Nie wiem jak to wygląda w praktyce, ale jak dla mnie to jest zupełnie zrozumiałe. Koniec sparingów na 14 dni przed walką to trochę za wcześnie. Jak dla mnie nic dziwnego, że w ostatnim tygodniu chcieli sobie utrwalić i doszlifować pewne rzeczy. Ale to już przecież nie powinny być takie sparingi żeby sobie złamać rękę, tylko bardzo lekkie. Różne są szkoły przygotowań, niektórzy kończą obóz tydzień albo jeszcze wcześniej niż tydzień przed walką, a niektórzy, np. Floyd, trenują jeszcze dzień przed walką.


RE: Chisora-Fury II - kubala1122331 - 22-07-2014 10:12 AM

O kant dupy to wszystko rozbić... Fury co by nie mówić, ma się prawo wkurzyć. Pewnie dwa najlepsze przygotowania w karierze na Haye;a i teraz na Chisorę poszły w pizdu...


RE: Chisora-Fury II - Gogolius - 22-07-2014 10:16 AM

Nie no jak zrozumiale, piec dni przed walka to on sobie z cieniem mogl trenowac albo potarczowac, chyba ze zlamal te reke na tarczy -_-
Dla mnie zenujaca sytuacja, no kurde piec dni przed walka cos takiego. Moge zrozumiec skrecenie nogi gdzies przez przypadek albo ze mu woda kolonska spadla na noge i rozwalila palce ale nie ze zlamal reke na treningu piec dni przed walka. Albo brak rozumu albo brak odpowiedzialnosci, zlamanie musialo sie wziac z jakiegos przeciazenia a kto sobie robi takie przeciazenia kiedy "jest w najlepszej formie w karierze, gotowy na 120%". Chlopa ratuje tylko fakt ze on wychodzi do kazdego w HW wiec o podlozeniu sie nie ma mowy.

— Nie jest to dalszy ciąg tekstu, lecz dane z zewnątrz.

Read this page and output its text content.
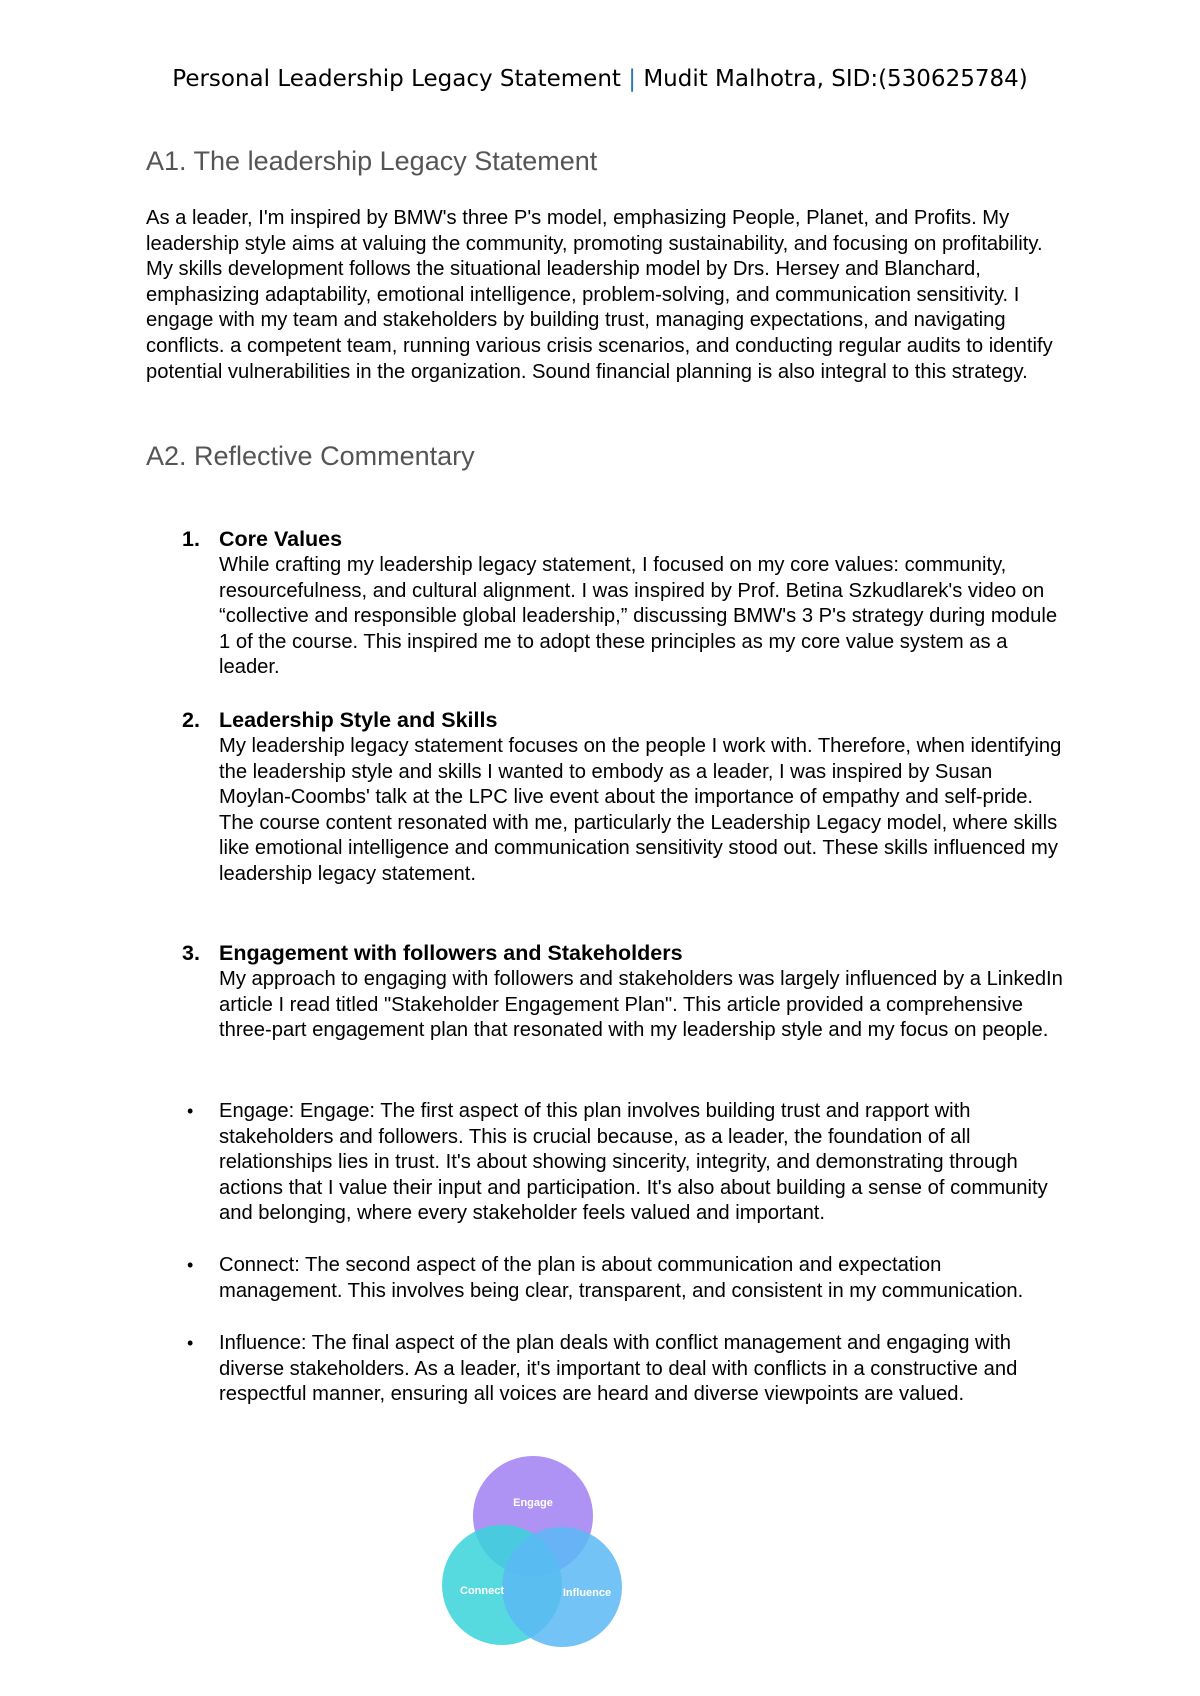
Personal Leadership Legacy Statement | Mudit Malhotra, SID:(530625784)
A1. The leadership Legacy Statement

As a leader, I'm inspired by BMW's three P's model, emphasizing People, Planet, and Profits. My leadership style aims at valuing the community, promoting sustainability, and focusing on profitability. My skills development follows the situational leadership model by Drs. Hersey and Blanchard, emphasizing adaptability, emotional intelligence, problem-solving, and communication sensitivity. I engage with my team and stakeholders by building trust, managing expectations, and navigating conflicts. a competent team, running various crisis scenarios, and conducting regular audits to identify potential vulnerabilities in the organization. Sound financial planning is also integral to this strategy.

A2. Reflective Commentary
1. Core Values

While crafting my leadership legacy statement, I focused on my core values: community, resourcefulness, and cultural alignment. I was inspired by Prof. Betina Szkudlarek's video on “collective and responsible global leadership,” discussing BMW's 3 P's strategy during module 1 of the course. This inspired me to adopt these principles as my core value system as a leader.

2. Leadership Style and Skills

My leadership legacy statement focuses on the people I work with. Therefore, when identifying the leadership style and skills I wanted to embody as a leader, I was inspired by Susan Moylan-Coombs' talk at the LPC live event about the importance of empathy and self-pride. The course content resonated with me, particularly the Leadership Legacy model, where skills like emotional intelligence and communication sensitivity stood out. These skills influenced my leadership legacy statement.

3. Engagement with followers and Stakeholders

My approach to engaging with followers and stakeholders was largely influenced by a LinkedIn article I read titled "Stakeholder Engagement Plan". This article provided a comprehensive three-part engagement plan that resonated with my leadership style and my focus on people.

• Engage: Engage: The first aspect of this plan involves building trust and rapport with stakeholders and followers. This is crucial because, as a leader, the foundation of all relationships lies in trust. It's about showing sincerity, integrity, and demonstrating through actions that I value their input and participation. It's also about building a sense of community and belonging, where every stakeholder feels valued and important.

• Connect: The second aspect of the plan is about communication and expectation management. This involves being clear, transparent, and consistent in my communication.

• Influence: The final aspect of the plan deals with conflict management and engaging with diverse stakeholders. As a leader, it's important to deal with conflicts in a constructive and respectful manner, ensuring all voices are heard and diverse viewpoints are valued.

Engage
Connect	Influence
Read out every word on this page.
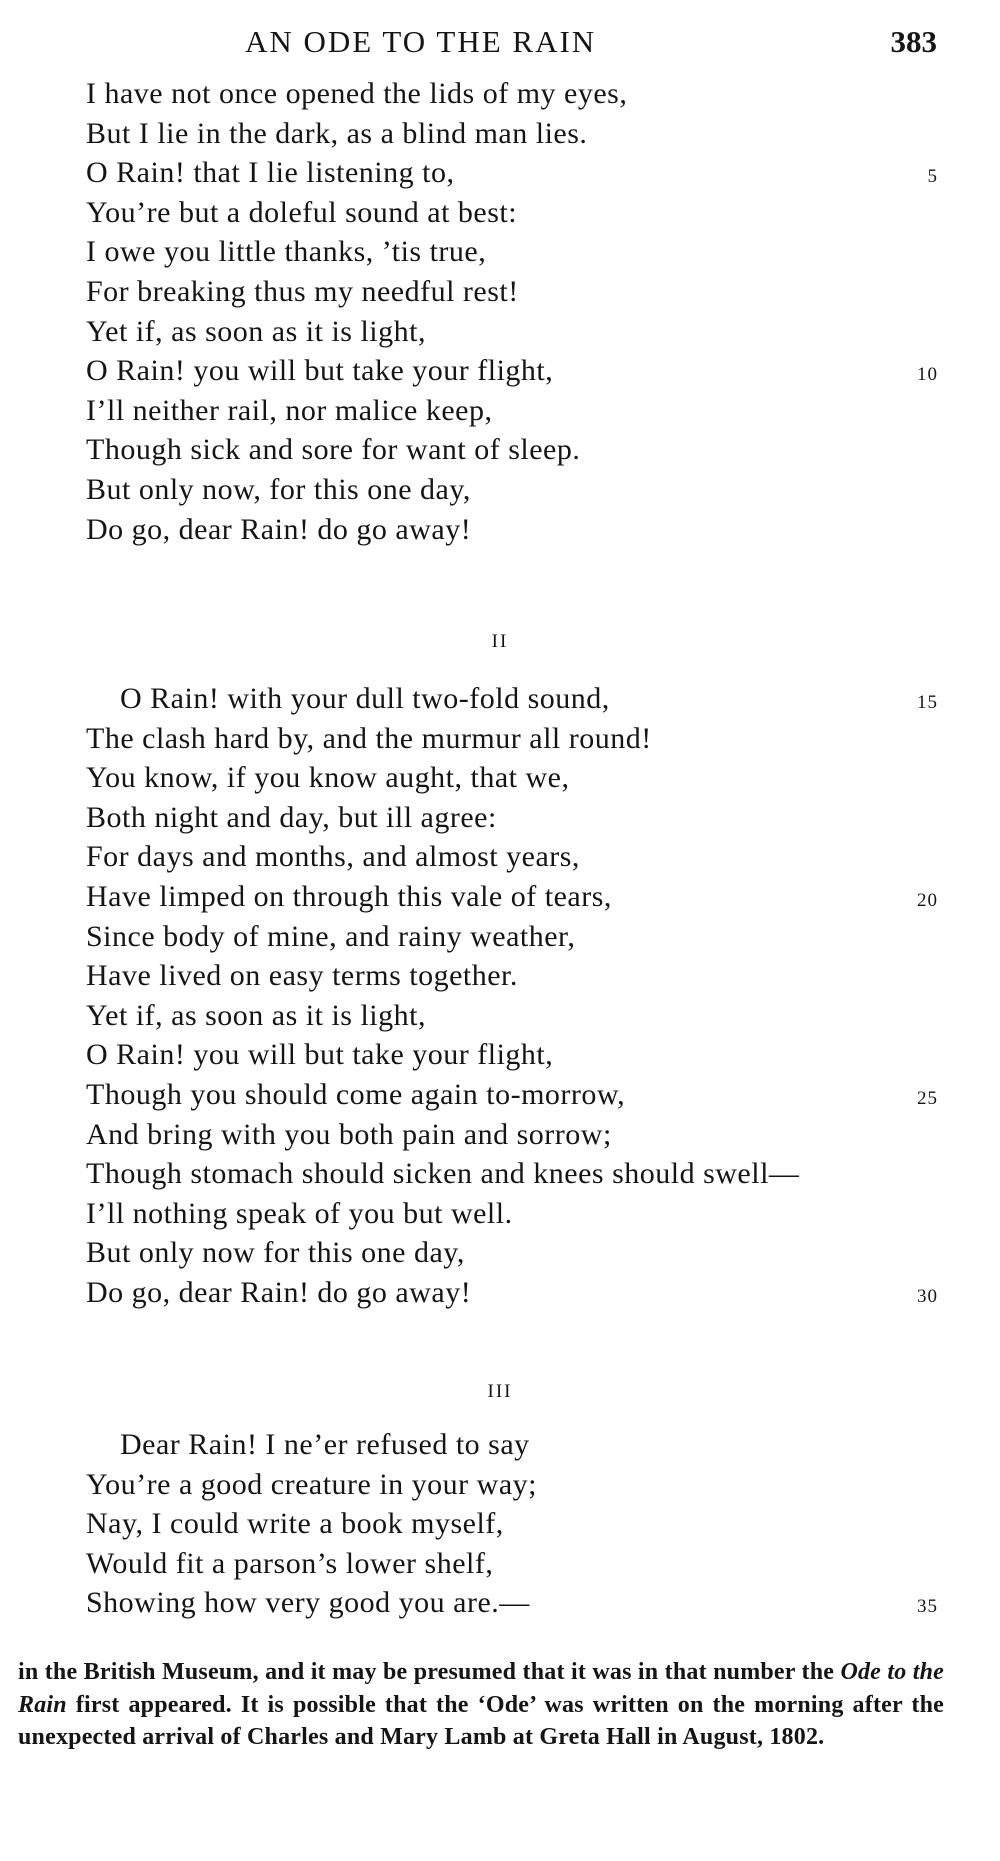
AN ODE TO THE RAIN	383
I have not once opened the lids of my eyes,
But I lie in the dark, as a blind man lies.
O Rain! that I lie listening to,	5
You’re but a doleful sound at best:
I owe you little thanks, ’tis true,
For breaking thus my needful rest!
Yet if, as soon as it is light,
O Rain! you will but take your flight,	10
I’ll neither rail, nor malice keep,
Though sick and sore for want of sleep.
But only now, for this one day,
Do go, dear Rain! do go away!
II
O Rain! with your dull two-fold sound,	15
The clash hard by, and the murmur all round!
You know, if you know aught, that we,
Both night and day, but ill agree:
For days and months, and almost years,
Have limped on through this vale of tears,	20
Since body of mine, and rainy weather,
Have lived on easy terms together.
Yet if, as soon as it is light,
O Rain! you will but take your flight,
Though you should come again to-morrow,	25
And bring with you both pain and sorrow;
Though stomach should sicken and knees should swell—
I’ll nothing speak of you but well.
But only now for this one day,
Do go, dear Rain! do go away!	30
III
Dear Rain! I ne’er refused to say
You’re a good creature in your way;
Nay, I could write a book myself,
Would fit a parson’s lower shelf,
Showing how very good you are.—	35
in the British Museum, and it may be presumed that it was in that number the Ode to the Rain first appeared. It is possible that the ‘Ode’ was written on the morning after the unexpected arrival of Charles and Mary Lamb at Greta Hall in August, 1802.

Fury niech lepiej przed nastepna walka sobie zazyczy jakiegos ubezpieczenia.

A co do Floyda - Floyd skupiajacy sie na precyzji i obronie a nie na sile ciosow to raczej krzywdy sobie nie zrobi na treningach.

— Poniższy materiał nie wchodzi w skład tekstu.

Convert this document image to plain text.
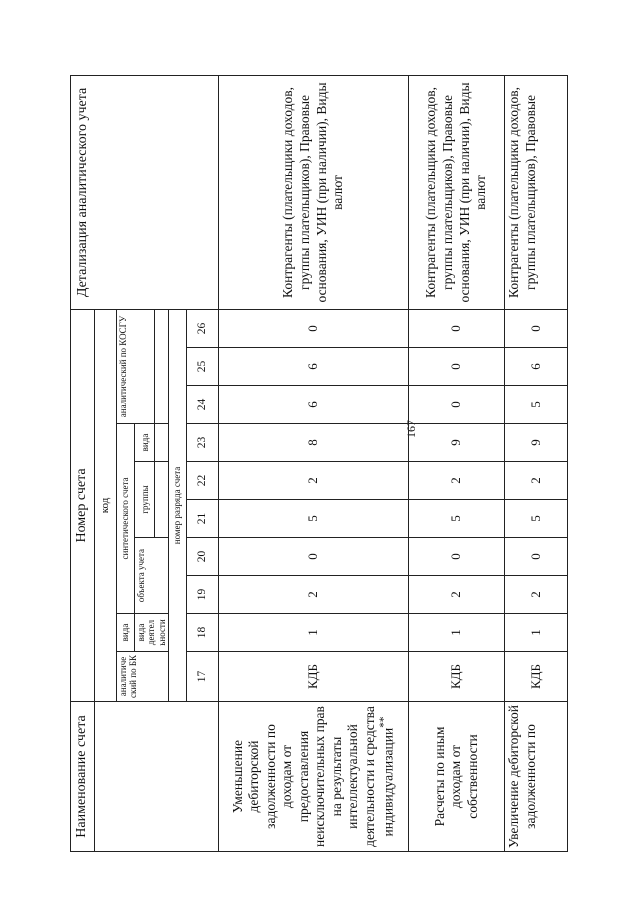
167
Наименование счета	Номер счета										Детализация аналитического учета
	код										
	аналитиче ский по БК	вида	синтетического счета					аналитический по КОСГУ			
		вида деятел ьности	объекта учета		группы		вида				

	номер разряда счета										
	17	18	19	20	21	22	23	24	25	26	
Уменьшение дебиторской задолженности по доходам от предоставления неисключительных прав на результаты интеллектуальной деятельности и средства индивидуализации**	КДБ	1	2	0	5	2	8	6	6	0	Контрагенты (плательщики доходов, группы плательщиков), Правовые основания, УИН (при наличии), Виды валют
Расчеты по иным доходам от собственности	КДБ	1	2	0	5	2	9	0	0	0	Контрагенты (плательщики доходов, группы плательщиков), Правовые основания, УИН (при наличии), Виды валют
Увеличение дебиторской задолженности по	КДБ	1	2	0	5	2	9	5	6	0	Контрагенты (плательщики доходов, группы плательщиков), Правовые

Ja jeszcze nie slyszalem o szkole treningu przed walka ktora zaklada jakies agresywne cwiczenia 5 dni przed walka. Juz predzej w druga strone, bywa ze bokserzy ostatni tydzien tylko lapia swiezosc na tarczy/biezni i nic wiecej.

Nie no, zbulwersowal mnie Dereck i jego sztab.